Une équipe de chercheurs de Cleveland Clinic aux Etats-Unis vient d’identifier une bactérie nommée Tomasiella immunophila qui jouerait un rôle crucial dans l’immunodéficience intestinale, un facteur associé à des maladies telles que la colite ulcéreuse et la maladie de Crohn. Cette découverte ouvre la voie à de nouvelles pistes pour le traitement de ces pathologies.
Dans le cadre des maladies inflammatoires chroniques de l’intestin, un problème majeur réside dans la diminution de l’immunoglobuline A sécrétoire (IgA), un anticorps essentiel à la protection de la barrière muqueuse intestinale. Qiuhe Lu, principal auteur de l’étude publiée dans Science, précise dans une interview pour Science et Avenir que « l’IgA interagit avec les micro-organismes pour limiter leur adhésion et prévenir les infections ». Il a également souligné que, dans des maladies comme la maladie de Crohn et la colite ulcéreuse, le taux d’IgA est anormalement bas, ce qui augmente le risque d’infections et d’inflammation excessive.

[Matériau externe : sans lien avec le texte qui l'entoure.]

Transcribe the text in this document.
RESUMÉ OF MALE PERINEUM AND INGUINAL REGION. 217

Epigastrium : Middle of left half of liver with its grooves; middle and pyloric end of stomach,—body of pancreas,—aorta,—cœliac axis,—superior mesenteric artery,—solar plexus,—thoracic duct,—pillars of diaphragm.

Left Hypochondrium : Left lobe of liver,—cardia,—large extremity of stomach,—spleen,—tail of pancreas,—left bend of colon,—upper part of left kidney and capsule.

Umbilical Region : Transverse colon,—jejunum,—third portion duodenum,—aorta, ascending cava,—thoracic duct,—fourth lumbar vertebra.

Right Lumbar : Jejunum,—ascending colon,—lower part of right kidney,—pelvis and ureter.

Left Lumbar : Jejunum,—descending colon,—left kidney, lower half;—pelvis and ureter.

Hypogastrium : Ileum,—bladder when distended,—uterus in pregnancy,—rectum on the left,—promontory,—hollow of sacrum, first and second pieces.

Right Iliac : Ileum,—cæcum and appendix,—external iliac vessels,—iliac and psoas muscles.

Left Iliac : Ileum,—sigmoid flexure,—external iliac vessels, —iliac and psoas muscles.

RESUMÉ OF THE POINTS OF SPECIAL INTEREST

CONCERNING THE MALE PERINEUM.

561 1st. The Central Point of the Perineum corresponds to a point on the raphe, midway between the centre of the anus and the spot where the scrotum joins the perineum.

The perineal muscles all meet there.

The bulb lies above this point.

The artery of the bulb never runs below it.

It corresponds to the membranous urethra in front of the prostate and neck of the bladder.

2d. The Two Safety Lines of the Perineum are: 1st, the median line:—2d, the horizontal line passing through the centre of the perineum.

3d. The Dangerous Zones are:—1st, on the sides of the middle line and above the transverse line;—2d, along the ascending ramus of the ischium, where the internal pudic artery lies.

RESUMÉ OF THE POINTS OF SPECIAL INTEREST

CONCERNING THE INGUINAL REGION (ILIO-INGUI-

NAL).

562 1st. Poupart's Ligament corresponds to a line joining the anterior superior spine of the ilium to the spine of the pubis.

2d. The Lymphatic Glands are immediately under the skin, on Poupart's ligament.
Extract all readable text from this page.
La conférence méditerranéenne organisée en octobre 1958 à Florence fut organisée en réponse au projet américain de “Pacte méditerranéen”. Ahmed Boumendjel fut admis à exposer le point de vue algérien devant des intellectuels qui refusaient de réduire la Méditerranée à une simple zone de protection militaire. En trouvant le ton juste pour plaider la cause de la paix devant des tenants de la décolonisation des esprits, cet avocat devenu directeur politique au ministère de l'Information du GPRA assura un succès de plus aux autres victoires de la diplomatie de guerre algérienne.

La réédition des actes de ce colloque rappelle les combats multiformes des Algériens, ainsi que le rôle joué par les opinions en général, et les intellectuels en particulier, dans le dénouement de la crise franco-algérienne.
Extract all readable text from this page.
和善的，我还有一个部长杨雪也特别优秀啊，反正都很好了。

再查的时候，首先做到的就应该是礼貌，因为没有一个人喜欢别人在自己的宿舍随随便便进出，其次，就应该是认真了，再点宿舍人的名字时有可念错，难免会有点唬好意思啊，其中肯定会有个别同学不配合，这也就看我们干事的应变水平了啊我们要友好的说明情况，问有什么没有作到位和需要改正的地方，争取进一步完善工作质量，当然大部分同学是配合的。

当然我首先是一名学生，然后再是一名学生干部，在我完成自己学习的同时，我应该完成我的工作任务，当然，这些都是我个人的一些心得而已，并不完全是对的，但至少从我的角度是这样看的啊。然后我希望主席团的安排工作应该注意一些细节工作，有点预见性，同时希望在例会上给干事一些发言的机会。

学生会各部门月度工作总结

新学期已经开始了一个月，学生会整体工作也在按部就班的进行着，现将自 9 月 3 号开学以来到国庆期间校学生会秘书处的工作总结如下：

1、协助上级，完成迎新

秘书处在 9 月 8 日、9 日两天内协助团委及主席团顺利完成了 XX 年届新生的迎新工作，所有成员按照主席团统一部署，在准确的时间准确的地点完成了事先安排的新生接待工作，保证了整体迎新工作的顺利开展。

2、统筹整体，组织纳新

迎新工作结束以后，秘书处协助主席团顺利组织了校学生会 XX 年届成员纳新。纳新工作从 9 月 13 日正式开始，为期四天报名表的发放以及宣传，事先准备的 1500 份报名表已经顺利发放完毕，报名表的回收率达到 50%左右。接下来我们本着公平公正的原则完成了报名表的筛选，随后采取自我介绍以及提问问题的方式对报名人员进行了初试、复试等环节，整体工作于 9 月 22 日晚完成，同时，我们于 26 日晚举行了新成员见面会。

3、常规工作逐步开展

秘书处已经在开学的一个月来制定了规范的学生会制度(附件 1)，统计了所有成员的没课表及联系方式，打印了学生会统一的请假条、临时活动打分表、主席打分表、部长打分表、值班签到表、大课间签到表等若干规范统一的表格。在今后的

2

Pour parvenir à une telle découverte, l’équipe scientifique a utilisé une méthode de « criblage fonctionnel » pour examiner des milliers de souches bactériennes, parvenant à isoler T. immunophila, une bactérie jusqu’alors inconnue. « C’est la première fois qu’une telle bactérie est identifiée », s’est réjoui Qiuhe Lu. L’équipe a proposé plusieurs hypothèses sur la manière dont T. immunophila affecte les niveaux d’IgA, notant que « cette bactérie pourrait utiliser l’IgA comme source de nutriments », car l’IgA est l’une des protéines les plus abondantes dans la lumière intestinale. En outre, Qiuhe Lu a expliqué que T. immunophila transporte des enzymes vers sa membrane, où elles sont encapsulées dans des vésicules, augmentant ainsi leur stabilité et leur capacité à dégrader l’IgA.
Thaddeus Stappenbeck, co-auteur de l’étude, a indiqué,pour sa part qu’« identifier le coupable de la rupture de la barrière intestinale est une étape importante vers le développement de thérapies indispensables pour des pathologies telles que les maladies inflammatoires chroniques de l’intestin ». Il a également mentionné que les chercheurs disposaient de pistes prometteuses, affirmant que « certains inhibiteurs peuvent empêcher Tomasiella immunophila de dégrader l’IgA ».
Bien que ces résultats soient encourageants, Stappenbeck insiste sur la nécessité d’effectuer d’autres études pour approfondir la compréhension de ce mécanisme et développer des traitements efficaces.